Colin Keogh, a 3D printing expert from UCD School of Engineering, explains that back in 1986, an American engineer named Charles Hull created a prototype for a process called stereolithography, which used acrylic-based materials to solidify from liquid to solid using ultraviolet lights. He eventually patented the first 3D printer, becoming known as “the father” of 3D printing.

“They were mainly used for research, advanced manufacturing and very niche applications until the mid-2000s,” says Keogh.

These days, you can buy a consumer 3D printer for about €100, but the technology is being applied in almost all industries. According to Keogh, there are now 3D printers for every material you can imagine – from plastics, metals, and ceramic, to bones, food, and cells. Indeed, he says, biological printing is the next frontier in 3D printing.

One area of aesthetics where 3D printing has already had a significant impact is in obtaining that Hollywood smile – the extremely popular Invisalign braces are all 3D-printed, making them one of the mostly common 3D-printed objects in the world. “Most people wouldn’t know they are 3D-printed,” admits Keogh.

Over the next five to 10 years, Keogh expects we will see more and more customisation options in consumer goods, all aided by 3D printing.

“Things like custom 3D-printed nails, replacement skin using your own harvested and cultured cells, and custom 3D-printed therapeutics and medicines including custom-blend skin creams, medications and health supplements will become more common on the high street,” he says.

It isn’t hyperbole to say this will revolutionise make-up and beauty, Keogh adds.

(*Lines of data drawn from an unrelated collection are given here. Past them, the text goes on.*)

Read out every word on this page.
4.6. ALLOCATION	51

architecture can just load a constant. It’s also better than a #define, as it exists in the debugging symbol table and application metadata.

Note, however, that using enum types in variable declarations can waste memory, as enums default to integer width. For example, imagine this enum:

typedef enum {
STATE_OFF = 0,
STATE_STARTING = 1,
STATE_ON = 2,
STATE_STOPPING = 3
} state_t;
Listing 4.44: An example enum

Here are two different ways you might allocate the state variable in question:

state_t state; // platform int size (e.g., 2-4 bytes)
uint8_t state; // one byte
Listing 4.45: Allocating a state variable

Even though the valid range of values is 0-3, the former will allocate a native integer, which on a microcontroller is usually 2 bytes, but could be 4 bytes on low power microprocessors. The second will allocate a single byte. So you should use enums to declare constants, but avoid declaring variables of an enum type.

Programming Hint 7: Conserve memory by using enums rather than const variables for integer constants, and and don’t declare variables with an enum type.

Unprecedented customisation options

“3D-printed cosmetics will allow unprecedented customisation options to customers. Paired with advanced 3D-scanning and imaging technologies, near perfect skin colours and shades can be imaged in person; then using 3D printers, your perfect colour or shade can be made for you on demand, right in store,” he explains. This “on demand” production could ultimately reduce the cost of products while increasing the options for consumers.

These innovations aren’t just coming down the tracks – many are already here. Back in 2016, cult beauty brand Smashbox asked consumers to choose from 120 different lipstick shades from their #BeLegendary collection. Their desired colour was then printed on a compact in any desired shape using a 3D printer.

Hailing itself as the “world’s first 3D make-up printer”, the Mink 3D printer boasts of being able to instantly transform any image into wearable make-up. Due to launch next year, the portable printer is apparently capable of printing 16.7 million colours.

In a similar vein, the Opté Precision Skin System scans your face with blue light to identify age spots and pimples and uses a facial-recognition algorithm to determine each blemish’s size, shape, and colour. It then prints the perfect amount of foundation to cover them. Beauty editors raved about the “spotless, smooth skin” the wireless device created.

Another innovation is 3D-printed sheet masks, which Neutrogena unveiled at this year’s Consumer Electronic Show and is due to launch before the end of 2019. Called Neutrogena MaskiD, facial-recognition technology allows it to scan and create a 3D model of your face in order to provide you with a mask that fits your face perfectly – unlike the current ones, which can leak the valuable serum everywhere. It can even use different active ingredients for different areas of your face.

These are just some examples of how 3D printing could shake up the beauty industry, but theoretically, anything is possible, says Keogh.

“New products will be developed, new applications for cosmetics and beauty will arise, and these will create whole new industries and niche areas in the field,” says Keogh.